A potência de Immersion parece residir justamente na brecha
aberta por (entre) essas duas telas. Pois se podemos acessar o
soldado enquanto “outro” que narra suas dores e mobilizar alguma
empatia nesta distância, o trauma revivido em primeira pessoa
através das gastas imagens dos jogos eletrônicos de guerra,
dificilmente mobilizam em nós novos pensamentos, ações e olhares.
É a dissimetria entre a banalidade de tais imagens e a dor que elas
provocam no soldado durante a terapia que nos permite intuir o
trauma. E talvez a intuição possua um caráter similar à
curiosidade e à atenção, afetos que Jacques Rancière (2008)
sagazmente apontou como alternativas ao desgastado afeto da
indignação pública.
Bibliografia
DIDI-HUBERMAN, G. “How to Open Your Eyes”. In: EHMANN, A.; ESHUN, K. (eds). Harun Farocki: Against What? Against Whom? London: Koenig Books and Raven Row, 2009. p. 38-50
EHMANN, A.; ESHUN, K. (eds). Harun Farocki: Against What? Against Whom? London: Koenig Books and Raven Row, 2009.
GADAMER, H.-G. Truth and Method. 2nd Edition. London: Sheed & Ward, 1989.

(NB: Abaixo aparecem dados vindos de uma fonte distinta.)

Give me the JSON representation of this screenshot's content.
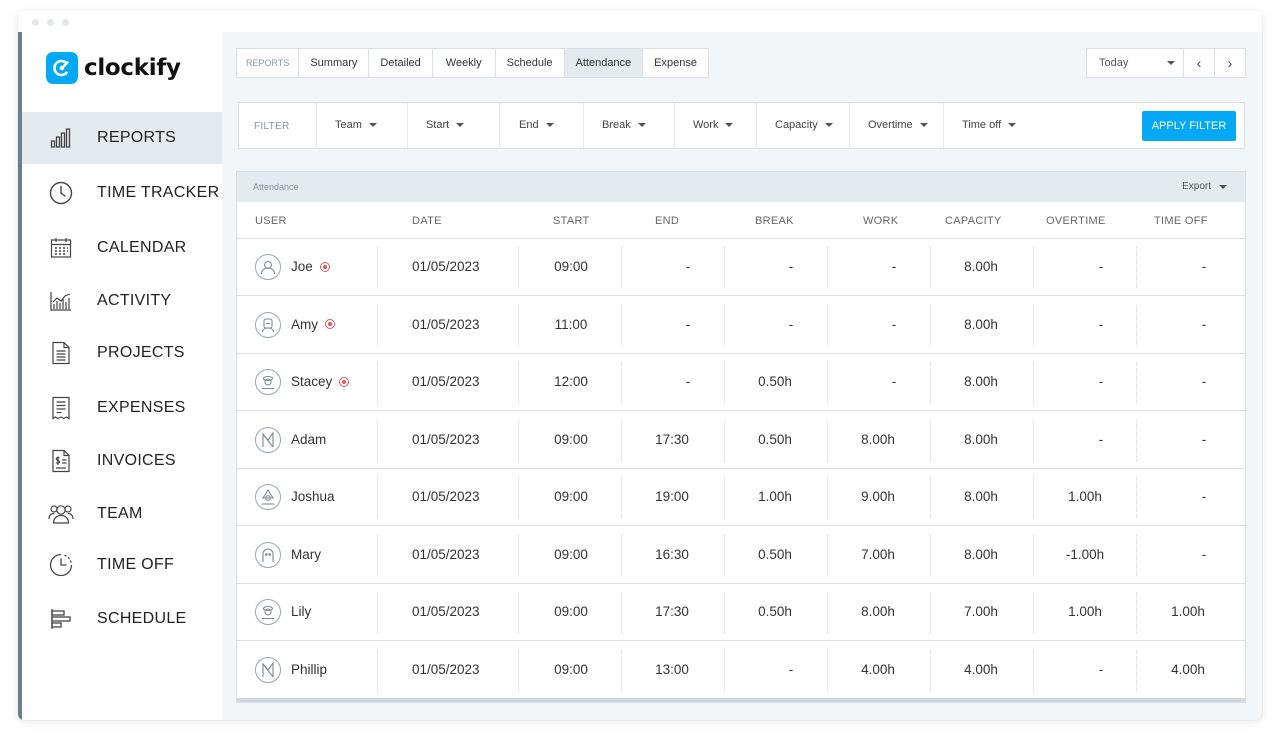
{
  "app": {
    "logo_text": "clockify"
  },
  "sidebar": {
    "items": [
      {
        "label": "REPORTS",
        "icon": "bar-chart-icon",
        "active": true
      },
      {
        "label": "TIME TRACKER",
        "icon": "clock-icon",
        "active": false
      },
      {
        "label": "CALENDAR",
        "icon": "calendar-icon",
        "active": false
      },
      {
        "label": "ACTIVITY",
        "icon": "activity-chart-icon",
        "active": false
      },
      {
        "label": "PROJECTS",
        "icon": "document-icon",
        "active": false
      },
      {
        "label": "EXPENSES",
        "icon": "receipt-icon",
        "active": false
      },
      {
        "label": "INVOICES",
        "icon": "invoice-icon",
        "active": false
      },
      {
        "label": "TEAM",
        "icon": "team-icon",
        "active": false
      },
      {
        "label": "TIME OFF",
        "icon": "time-off-icon",
        "active": false
      },
      {
        "label": "SCHEDULE",
        "icon": "schedule-icon",
        "active": false
      }
    ]
  },
  "tabs": {
    "prefix": "REPORTS",
    "items": [
      "Summary",
      "Detailed",
      "Weekly",
      "Schedule",
      "Attendance",
      "Expense"
    ],
    "active": "Attendance"
  },
  "date_range": {
    "value": "Today",
    "prev": "‹",
    "next": "›"
  },
  "filter": {
    "label": "FILTER",
    "items": [
      "Team",
      "Start",
      "End",
      "Break",
      "Work",
      "Capacity",
      "Overtime",
      "Time off"
    ],
    "apply_label": "APPLY FILTER"
  },
  "report": {
    "title": "Attendance",
    "export_label": "Export",
    "columns": [
      "USER",
      "DATE",
      "START",
      "END",
      "BREAK",
      "WORK",
      "CAPACITY",
      "OVERTIME",
      "TIME OFF"
    ],
    "rows": [
      {
        "user": "Joe",
        "recording": true,
        "date": "01/05/2023",
        "start": "09:00",
        "end": "-",
        "break": "-",
        "work": "-",
        "capacity": "8.00h",
        "overtime": "-",
        "time_off": "-"
      },
      {
        "user": "Amy",
        "recording": true,
        "date": "01/05/2023",
        "start": "11:00",
        "end": "-",
        "break": "-",
        "work": "-",
        "capacity": "8.00h",
        "overtime": "-",
        "time_off": "-"
      },
      {
        "user": "Stacey",
        "recording": true,
        "date": "01/05/2023",
        "start": "12:00",
        "end": "-",
        "break": "0.50h",
        "work": "-",
        "capacity": "8.00h",
        "overtime": "-",
        "time_off": "-"
      },
      {
        "user": "Adam",
        "recording": false,
        "date": "01/05/2023",
        "start": "09:00",
        "end": "17:30",
        "break": "0.50h",
        "work": "8.00h",
        "capacity": "8.00h",
        "overtime": "-",
        "time_off": "-"
      },
      {
        "user": "Joshua",
        "recording": false,
        "date": "01/05/2023",
        "start": "09:00",
        "end": "19:00",
        "break": "1.00h",
        "work": "9.00h",
        "capacity": "8.00h",
        "overtime": "1.00h",
        "time_off": "-"
      },
      {
        "user": "Mary",
        "recording": false,
        "date": "01/05/2023",
        "start": "09:00",
        "end": "16:30",
        "break": "0.50h",
        "work": "7.00h",
        "capacity": "8.00h",
        "overtime": "-1.00h",
        "time_off": "-"
      },
      {
        "user": "Lily",
        "recording": false,
        "date": "01/05/2023",
        "start": "09:00",
        "end": "17:30",
        "break": "0.50h",
        "work": "8.00h",
        "capacity": "7.00h",
        "overtime": "1.00h",
        "time_off": "1.00h"
      },
      {
        "user": "Phillip",
        "recording": false,
        "date": "01/05/2023",
        "start": "09:00",
        "end": "13:00",
        "break": "-",
        "work": "4.00h",
        "capacity": "4.00h",
        "overtime": "-",
        "time_off": "4.00h"
      }
    ]
  },
  "colors": {
    "accent": "#03a9f4",
    "active_bg": "#e4eaee",
    "recording": "#e0545d"
  }
}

RANCIÈRE, J. La partage du sensible: esthétique et politique. Paris: La Fabrique Éditions, 2000.
__________. Le Spectateur Émancipé. Paris: La Fabrique Éditions, 2008.
RICOEUR, P. Hermeneutics and the Human Sciences: Essays on language, action and interpretation. Edited by John B. Thompson. Cambridge, Paris: Cambridge University Press, Editions de la Maison des Sciences de l'Homme, 1981.
YOUNG, A. The Harmony of Illusions: Inventing Post-Traumatic Stress Disorder.Princeton, New Jersey: Princeton University Press, 1995.